No hay nadie. La habitación
esta tan vacía como mi vida. Las paredes blancas ya han perdido su pureza por
culpa del moho que avanza sobre ella. El hedor que inunda el cuarto hace
imposible una vida saludable. Sin embargo, allí vivo. Es mi “hogar” hace poco más
de un año. Más allá de la puerta hay muchos mundos como este. Quizás mejores. Quizás
peores. A pesar de todo, la soledad no se anima a mudarse conmigo. Hasta ella
parece haberse decidido a continuar por caminos distantes a los que yo
transito. El dolor, en cambio, es un visitante asiduo. Prácticamente a diario
ingresa sin golpear y se instala en mi pecho generando fuertes punzadas en el corazón
para mantenerme vivo. Para hacer de memoria y castigo. Para no dejarme olvidar
los momentos trágicos que me arrastraron a este rincón perdido.

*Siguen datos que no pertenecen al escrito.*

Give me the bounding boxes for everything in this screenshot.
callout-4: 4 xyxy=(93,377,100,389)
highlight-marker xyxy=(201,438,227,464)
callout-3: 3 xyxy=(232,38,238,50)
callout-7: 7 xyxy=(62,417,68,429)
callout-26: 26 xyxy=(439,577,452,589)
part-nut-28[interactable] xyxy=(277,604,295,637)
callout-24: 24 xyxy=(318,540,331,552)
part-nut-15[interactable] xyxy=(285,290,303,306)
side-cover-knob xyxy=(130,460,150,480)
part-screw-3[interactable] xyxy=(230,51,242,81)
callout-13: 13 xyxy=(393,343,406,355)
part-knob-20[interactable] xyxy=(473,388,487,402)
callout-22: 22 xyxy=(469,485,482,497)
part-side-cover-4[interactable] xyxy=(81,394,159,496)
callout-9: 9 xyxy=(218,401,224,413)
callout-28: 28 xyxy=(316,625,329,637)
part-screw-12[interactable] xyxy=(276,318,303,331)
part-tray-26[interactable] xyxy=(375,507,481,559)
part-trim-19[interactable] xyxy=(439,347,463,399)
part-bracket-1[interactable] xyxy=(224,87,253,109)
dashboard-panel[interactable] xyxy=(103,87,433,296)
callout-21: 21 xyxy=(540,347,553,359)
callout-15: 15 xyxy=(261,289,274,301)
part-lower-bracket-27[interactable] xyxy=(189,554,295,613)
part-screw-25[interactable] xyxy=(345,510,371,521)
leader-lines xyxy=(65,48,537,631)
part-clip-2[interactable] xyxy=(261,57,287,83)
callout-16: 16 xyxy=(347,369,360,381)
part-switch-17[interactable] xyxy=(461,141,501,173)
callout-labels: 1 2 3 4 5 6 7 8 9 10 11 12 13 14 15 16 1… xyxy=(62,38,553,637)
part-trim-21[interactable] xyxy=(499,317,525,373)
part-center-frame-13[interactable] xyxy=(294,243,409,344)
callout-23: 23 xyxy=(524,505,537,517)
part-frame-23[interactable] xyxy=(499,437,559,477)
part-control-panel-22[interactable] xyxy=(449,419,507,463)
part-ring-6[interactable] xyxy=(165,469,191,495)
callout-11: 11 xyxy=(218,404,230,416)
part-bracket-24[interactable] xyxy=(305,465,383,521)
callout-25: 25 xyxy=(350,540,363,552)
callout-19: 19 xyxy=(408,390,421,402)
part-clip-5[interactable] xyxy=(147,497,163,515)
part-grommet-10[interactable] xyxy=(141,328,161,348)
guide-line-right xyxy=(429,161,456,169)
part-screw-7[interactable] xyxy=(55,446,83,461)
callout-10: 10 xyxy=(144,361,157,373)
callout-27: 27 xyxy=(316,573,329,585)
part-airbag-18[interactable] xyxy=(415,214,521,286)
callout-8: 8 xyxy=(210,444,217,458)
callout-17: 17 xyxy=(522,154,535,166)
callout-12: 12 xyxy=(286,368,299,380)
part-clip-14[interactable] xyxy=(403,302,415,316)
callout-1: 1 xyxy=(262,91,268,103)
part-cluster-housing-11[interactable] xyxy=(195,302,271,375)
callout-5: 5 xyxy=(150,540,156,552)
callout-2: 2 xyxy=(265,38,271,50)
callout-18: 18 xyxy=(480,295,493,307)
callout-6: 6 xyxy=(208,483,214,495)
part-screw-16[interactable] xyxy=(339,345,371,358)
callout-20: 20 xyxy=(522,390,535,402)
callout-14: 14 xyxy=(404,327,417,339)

Estoy solo. El ruido de los
vecinos se hace molesto pero el silencio de las noches aturde mi cabeza. El miedo
es otro ratero que se aprovecha de las pocas veces en que logro conseguir algo
de coraje para enfrentar la vida. Aquí todo es fragilidad, incluso yo. Incluso
mis temores porque ellos hoy son unos pero mañana se volverán otros. Serán
mayores, serán más fuertes.
Estoy solo y no le encuentro
salida a este laberinto infinito al cual la vida me ha arrastrado. Mi cobardía me
ha doblegado por completo por lo que me niego a resistirme a otra noche de
batalla. Me niego a soportarme otro par de horas. La verdad y la sentencia están
en el plomo del viejo Smith&Wesson. El “oxidado”, así lo llame siempre, hoy
será juez y parte. Hoy será el día en que no habrá mañana.